Oxfam schat in haar rapport op basis van de cijfers van o.a. Credit Suisse dat de rijkste 1% maar liefst 48% van het wereldwijde vermogen bezit. Tegen 2016 zou dat al meer dan de helft zijn. De 99% moet het nu doen met de overige 52%. Maar ook hier is de rijkdom zeer ongelijk verdeeld waardoor 80% van de mensheid het met maar 5,5% van de wereldwijde rijkdom moet doen. Schrijnende armoede staat dus tegenover een duizelingwekkende rijkdom.

Bovendien zijn die cijfers waarschijnlijk nog een onderschatting. Recent nog kwam het Duits Instituut voor Economisch Onderzoek (DIW) erachter dat ze het grootste deel van de rijkdom van de rijkste 0,1% Duitsers door een aantal ‘statistische fouten’ over het hoofd had gezien. Ze bleken niet 3.000 miljard euro maar 9.300 miljard euro te bezitten. Meer dan drie keer zoveel dan gedacht! De duizenden miljarden die ze verstoppen in belastingparadijzen, tonen aan dat de allerrijksten hun uiterste best doen om de ware omvang van hun vermogen te verbergen.
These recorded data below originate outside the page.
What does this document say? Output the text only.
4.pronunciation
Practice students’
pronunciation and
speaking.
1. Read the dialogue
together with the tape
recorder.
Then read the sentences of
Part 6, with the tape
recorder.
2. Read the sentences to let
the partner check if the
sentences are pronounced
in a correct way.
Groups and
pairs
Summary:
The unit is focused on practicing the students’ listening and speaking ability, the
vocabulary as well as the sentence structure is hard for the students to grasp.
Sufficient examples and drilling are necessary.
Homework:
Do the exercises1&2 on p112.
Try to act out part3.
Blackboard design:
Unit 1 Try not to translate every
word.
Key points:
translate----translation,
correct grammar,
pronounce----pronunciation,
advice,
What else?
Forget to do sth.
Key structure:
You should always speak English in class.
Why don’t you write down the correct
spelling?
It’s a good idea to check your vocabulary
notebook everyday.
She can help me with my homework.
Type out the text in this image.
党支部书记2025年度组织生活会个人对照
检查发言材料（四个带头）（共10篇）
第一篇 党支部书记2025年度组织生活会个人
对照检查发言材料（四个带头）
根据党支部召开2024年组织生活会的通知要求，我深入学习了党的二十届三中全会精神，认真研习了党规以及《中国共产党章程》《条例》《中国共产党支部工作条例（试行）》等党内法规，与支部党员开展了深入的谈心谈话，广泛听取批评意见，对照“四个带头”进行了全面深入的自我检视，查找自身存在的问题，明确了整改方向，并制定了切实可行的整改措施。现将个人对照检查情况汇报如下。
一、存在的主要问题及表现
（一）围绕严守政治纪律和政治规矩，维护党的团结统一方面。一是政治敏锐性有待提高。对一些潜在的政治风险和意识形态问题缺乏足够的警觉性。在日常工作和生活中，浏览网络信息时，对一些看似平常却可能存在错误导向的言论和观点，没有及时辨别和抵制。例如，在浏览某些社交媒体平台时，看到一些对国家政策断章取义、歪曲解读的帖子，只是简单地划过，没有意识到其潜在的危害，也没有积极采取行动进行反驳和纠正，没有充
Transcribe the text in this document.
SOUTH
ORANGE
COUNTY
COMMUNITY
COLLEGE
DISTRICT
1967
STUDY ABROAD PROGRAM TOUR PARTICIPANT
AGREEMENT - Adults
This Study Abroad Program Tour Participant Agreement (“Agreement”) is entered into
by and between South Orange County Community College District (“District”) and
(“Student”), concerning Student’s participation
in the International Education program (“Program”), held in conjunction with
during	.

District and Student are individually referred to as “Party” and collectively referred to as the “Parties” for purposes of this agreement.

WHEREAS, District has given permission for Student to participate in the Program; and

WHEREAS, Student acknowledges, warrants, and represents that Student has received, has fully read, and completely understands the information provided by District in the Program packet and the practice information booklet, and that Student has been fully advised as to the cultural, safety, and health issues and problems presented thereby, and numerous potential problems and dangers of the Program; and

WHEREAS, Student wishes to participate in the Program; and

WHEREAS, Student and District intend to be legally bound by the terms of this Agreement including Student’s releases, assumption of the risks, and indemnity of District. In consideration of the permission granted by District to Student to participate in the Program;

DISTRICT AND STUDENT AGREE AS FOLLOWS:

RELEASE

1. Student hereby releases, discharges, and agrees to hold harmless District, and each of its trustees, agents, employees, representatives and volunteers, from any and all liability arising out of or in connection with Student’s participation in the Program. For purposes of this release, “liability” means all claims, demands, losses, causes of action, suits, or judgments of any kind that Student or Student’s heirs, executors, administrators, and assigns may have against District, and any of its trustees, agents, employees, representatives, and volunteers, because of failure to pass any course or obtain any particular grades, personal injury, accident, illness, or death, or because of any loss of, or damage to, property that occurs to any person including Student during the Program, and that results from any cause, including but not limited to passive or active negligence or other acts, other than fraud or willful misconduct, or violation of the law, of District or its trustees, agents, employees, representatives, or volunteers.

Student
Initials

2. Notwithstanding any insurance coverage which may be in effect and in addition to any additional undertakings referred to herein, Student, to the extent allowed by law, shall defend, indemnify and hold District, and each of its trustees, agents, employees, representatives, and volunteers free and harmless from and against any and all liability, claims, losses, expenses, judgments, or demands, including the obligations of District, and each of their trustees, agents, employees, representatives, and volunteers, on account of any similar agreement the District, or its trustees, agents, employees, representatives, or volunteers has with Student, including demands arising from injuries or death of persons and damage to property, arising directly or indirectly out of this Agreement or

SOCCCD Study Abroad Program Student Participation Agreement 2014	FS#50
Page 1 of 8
Niet alleen NGO’s als Oxfam maken zich zorgen over deze ontwikkeling. Brede lagen van de bevolking zijn verontwaardigd over de groeiende ongelijkheid. Economen als Pikketty wijden er populaire boeken aan. Ook de top van de maatschappij maakt zich steeds meer zorgen. Zo uitte Warren Buffet, een van de rijkste personen ter wereld, kritiek op de huidige ongelijkheid. Op het World Economic Forum in Davos, Zwitserland, neemt het thema een steeds prominentere plaats in. Hun bekommernissen zijn niet zozeer het gevolg van gewetenswroeging, maar vloeien voort uit het besef dat de groeiende ongelijkheid een gevaar begint te vormen voor hun eigen positie. De revoluties in het Midden-Oosten en Noord-Afrika waren geen toeval maar het resultaat van een groeiende groep die uit de boot viel en dat niet meer accepteerde.

Geen nieuw fenomeen

Je zou de indruk kunnen krijgen dat ongelijkheid een recent ontdekt probleem is. Maar uiteraard is het niets nieuws. Een ongelijke verdeling van de rijkdom loopt als een rode draad doorheen de geschiedenis van het kapitalisme. Bovendien nam de ongelijkheid, een paar historische periodes uitgezonderd, steeds toe.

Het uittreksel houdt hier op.